Réalité virtuelle : l’avenir du jeu vidéo?

Du 14 au 16 juin dernier s’est tenu à Los Angeles l’Electronic Entertainement Expo (E3), le plus grand salon du jeu vidéo au monde. Rendez-vous incontournable pour la presse vidéoludique, c’est l’occasion pour les gros studios de production du 10ème art de présenter leurs nouveautés, des jeux eux-mêmes jusqu’aux annonces de nouvelles consoles de salon.

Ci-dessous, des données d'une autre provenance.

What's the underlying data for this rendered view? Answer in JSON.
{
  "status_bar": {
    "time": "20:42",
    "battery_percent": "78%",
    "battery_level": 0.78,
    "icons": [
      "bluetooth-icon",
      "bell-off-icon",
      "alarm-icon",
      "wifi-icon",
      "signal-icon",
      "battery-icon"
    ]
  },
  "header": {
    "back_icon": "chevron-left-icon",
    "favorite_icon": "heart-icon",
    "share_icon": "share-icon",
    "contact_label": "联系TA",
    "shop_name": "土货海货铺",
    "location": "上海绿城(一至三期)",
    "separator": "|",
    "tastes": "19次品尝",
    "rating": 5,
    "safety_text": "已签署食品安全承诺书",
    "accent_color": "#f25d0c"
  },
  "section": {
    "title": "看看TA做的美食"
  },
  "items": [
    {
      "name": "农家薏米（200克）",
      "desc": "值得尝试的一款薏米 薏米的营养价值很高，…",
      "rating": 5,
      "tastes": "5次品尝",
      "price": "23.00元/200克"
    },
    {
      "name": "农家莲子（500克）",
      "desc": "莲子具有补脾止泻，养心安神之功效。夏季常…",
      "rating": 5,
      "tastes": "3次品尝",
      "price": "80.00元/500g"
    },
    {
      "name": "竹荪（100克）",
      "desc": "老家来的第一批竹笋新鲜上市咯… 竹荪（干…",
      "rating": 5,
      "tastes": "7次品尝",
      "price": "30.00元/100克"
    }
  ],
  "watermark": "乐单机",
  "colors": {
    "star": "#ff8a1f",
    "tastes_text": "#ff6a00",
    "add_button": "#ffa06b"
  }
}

Si l’année dernière les conférences de presse du salon se sont concentrées sur des innovations relatives à la conception de jeux (on pense notamment à l’univers créé entièrement par algorithme dans No Man’s Sky), la réalité virtuelle était à l’honneur cette année.

Suscitant donc un vif intérêt, de la part des grosses boîtes de production mais également de la presse vidéoludique, la « VR » (acronyme dérivé de l’anglais virtual reality) se présente comme l’outil incontournable pour l’avenir proche du médium.  Les périphériques de réalité virtuelle, innovation que l’on doit initialement à la société Occulus VR, se multiplient et semblent bien confirmer le virage vers le tout immersif.

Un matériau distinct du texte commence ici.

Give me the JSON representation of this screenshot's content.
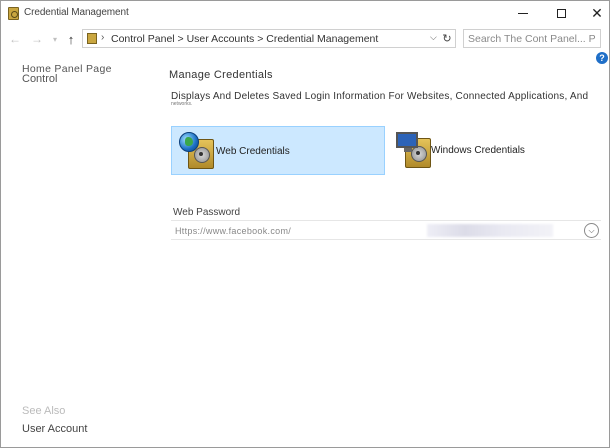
{
  "window": {
    "title": "Credential Management"
  },
  "nav": {
    "breadcrumb": "Control Panel > User Accounts > Credential Management",
    "search_placeholder": "Search The Cont Panel... P"
  },
  "left_pane": {
    "home_line1": "Home Panel Page",
    "home_line2": "Control",
    "see_also": "See Also",
    "user_account": "User Account"
  },
  "main": {
    "title": "Manage Credentials",
    "description": "Displays And Deletes Saved Login Information For Websites, Connected Applications, And",
    "description_cont": "networks.",
    "tiles": [
      {
        "label": "Web Credentials",
        "icon": "web-vault-icon",
        "selected": true
      },
      {
        "label": "Windows Credentials",
        "icon": "windows-vault-icon",
        "selected": false
      }
    ],
    "web_password": {
      "label": "Web Password",
      "url": "Https://www.facebook.com/"
    }
  },
  "colors": {
    "selected_tile_bg": "#cce8ff",
    "selected_tile_border": "#99d1ff",
    "help_blue": "#1f6fc8"
  }
}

Les développeurs de jeux, eux, sont à la poursuite de l’immersion la plus parfaite depuis l’émergence des jeux en trois dimensions. Évolution des graphismes, mise en scène reprenant les codes du cinéma, bruitages réalistes… le jeu vidéo s’impose comme un art interactif où le joueur est projeté dans un univers fictionnel.

Une capture d’écran du jeu ADR1FT, sorti en 2016, où le joueur doit survivre dans les débris d’une station orbitale. (Photo: Rhain/Wikimedia Commons)

Une capture d’écran du jeu ADR1FT, sorti en 2016, où le joueur doit survivre dans les débris d’une station orbitale. (Photo: Rhain/Wikimedia Commons)

C’est en 1992 que sort le premier jeu vidéo 3D en vue subjective (où la caméra se place au niveau des yeux du personnage), Wolfenstein 3D. Ce jeu marque l’Histoire du jeu vidéo pour avoir introduit un nouveau style de jeu : le First Person Shooter (FPS). C’est peut-être le premier pas vers la réalité virtuelle. Désormais, on incarne un personnage depuis le corps même de ce dernier. L’immersion fait un pas de géant.

Arrivent ensuite les détecteurs de mouvements, qui équipent certaines bornes d’arcade proposant des armes en accessoires, mais également des consoles de salon avec par exemple le PS Move de la Playstation 3.

Ces ancêtres de l’Occulus Rift permettent de comprendre l’essence de la VR pour le jeu vidéo. Dans la lignée de Wolfenstein, la quête de l’immersion s’est principalement axée sur la recherche d’une fusion entre le corps du joueur et celui du personnage qu’il incarne. Plus on rapproche les sensations du joueur de celles, supposées, du personnage, plus on inclut l’individu dans la narration qu’on lui propose. Le joueur est alors de plus en plus projeté physiquement dans un environnement virtuel. Si l’incroyable évolution de la qualité graphique des jeux a permis d’accroître considérablement la crédibilité de ces univers artificiels, quitter le cadre de l’écran en deux dimensions est une nouvelle étape vers une immersion encore plus poussée.

Ci-dessous, une vidéo de gameplay du jeu Eagle Flight, d’Ubisoft, où le joueur incarne un aigle et parcourt les rues de Paris, 50 ans après la disparition de l’Homme :

Sans remplacer totalement les formats classiques des jeux, puisqu’elle n’est pas adaptée à tous les genres, la VR est amenée à prendre une place plus importante dans l’industrie vidéoludique. Mais l’avenir proche de la VR reste incertain. Les prix annoncés pour les premiers casques de VR sont assez prohibitifs. L’Occulus Rift, star du marché, car premier projet annoncé, affiche un prix de 600 dollars américains (plus qu’une console de salon de nouvelle génération) pour un nombre très faible de jeux adaptés à la VR actuellement.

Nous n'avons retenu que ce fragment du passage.